Foto: S.Kobold – Fotolia.com
Von Beate Fessler | „Mein Kind erbricht sich. Was fehlt ihm bloß?“ – Wenn Eltern mit diesem Problem in die Apotheke kommen, lohnt auf jeden Fall auch die Frage nach dem Alter des Kindes. Denn die Ursachen, die bei Erbrechen im Kindes- und Jugendalter ins Kalkül gezogen werden müssen, hängen wesentlich vom Alter des Kindes ab. So muss vor allem bei Säuglingen an Passagestörungen gedacht werden, während bei den Ein- bis Sechsjährigen eher eine Magen-Darm-Infektion in Betracht kommt.
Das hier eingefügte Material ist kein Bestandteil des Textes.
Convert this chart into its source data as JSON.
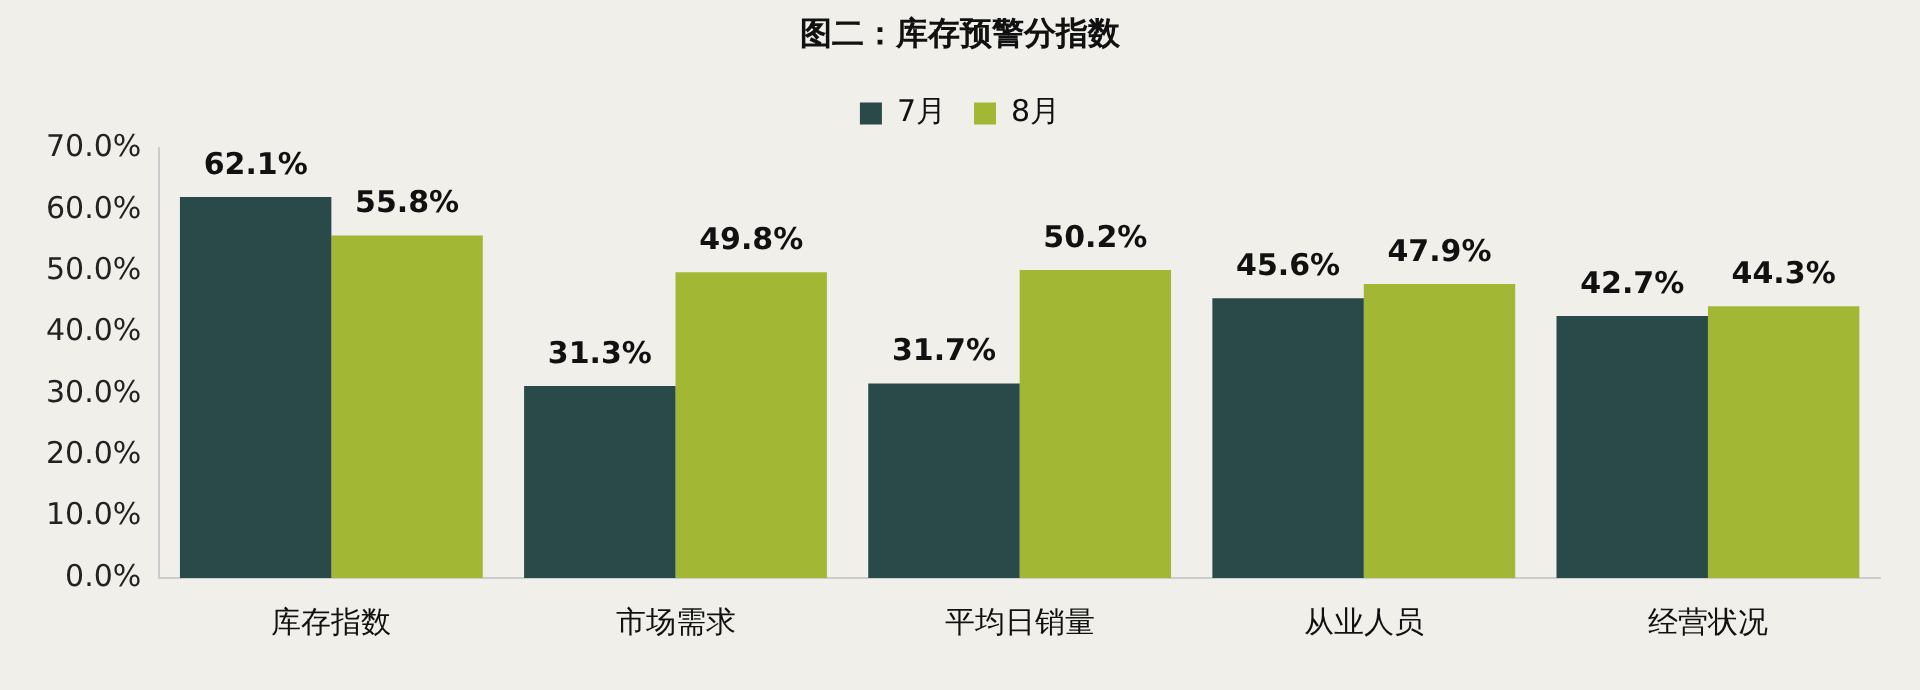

Mit zunehmendem Alter kommen entzündliche Darmerkrankungen oder auch das Syndrom des zyklischen Erbrechens hinzu, in der Pubertät Essstörungen oder eine Schwangerschaft. Unabhängig vom Alter aber gilt: Bei Alarmzeichen, den sogenannten „red flags“, sollte sofort eine ärztliche Abklärung erfolgen.
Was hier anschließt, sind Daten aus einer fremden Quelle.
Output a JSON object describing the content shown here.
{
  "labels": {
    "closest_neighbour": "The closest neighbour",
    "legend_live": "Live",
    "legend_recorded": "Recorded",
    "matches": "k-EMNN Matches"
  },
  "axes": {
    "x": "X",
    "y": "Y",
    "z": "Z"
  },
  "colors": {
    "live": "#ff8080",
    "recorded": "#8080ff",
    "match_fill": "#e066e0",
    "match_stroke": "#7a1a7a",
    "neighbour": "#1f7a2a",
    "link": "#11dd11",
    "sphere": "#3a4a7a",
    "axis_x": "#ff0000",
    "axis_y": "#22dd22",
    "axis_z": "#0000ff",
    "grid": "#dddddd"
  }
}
Kinder erbrechen häufig. Und häufig steckt eine harmlose, selbstlimitierende Störung dahinter. Erbrechen kann aber auch ein Hinweis auf eine lebensbedrohliche Erkrankung sein, die schnelles Handeln erfordert. Neben dem Blick auf die Begleitsymptome hilft auch das Alter des Kindes, um die möglichen Differenzialdiagnosen einzugrenzen. Sie umfassen entzündlich-infektiöse, medikamentös-toxische, vegetative, neurologische, metabolische, endokrinologische und allergische Ursachen. Auf der diesjährigen Jahrestagung der Deutschen Gesellschaft für Kinder- und Jugendheilkunde, die in Leipzig stattfand, gab Dr. Monika Kurzai von der Klinik für Kinder- und Jugendmedizin des Universitätsklinikums Jena einen interessanten Überblick über die altersspezifischen Ursachen des Erbrechens.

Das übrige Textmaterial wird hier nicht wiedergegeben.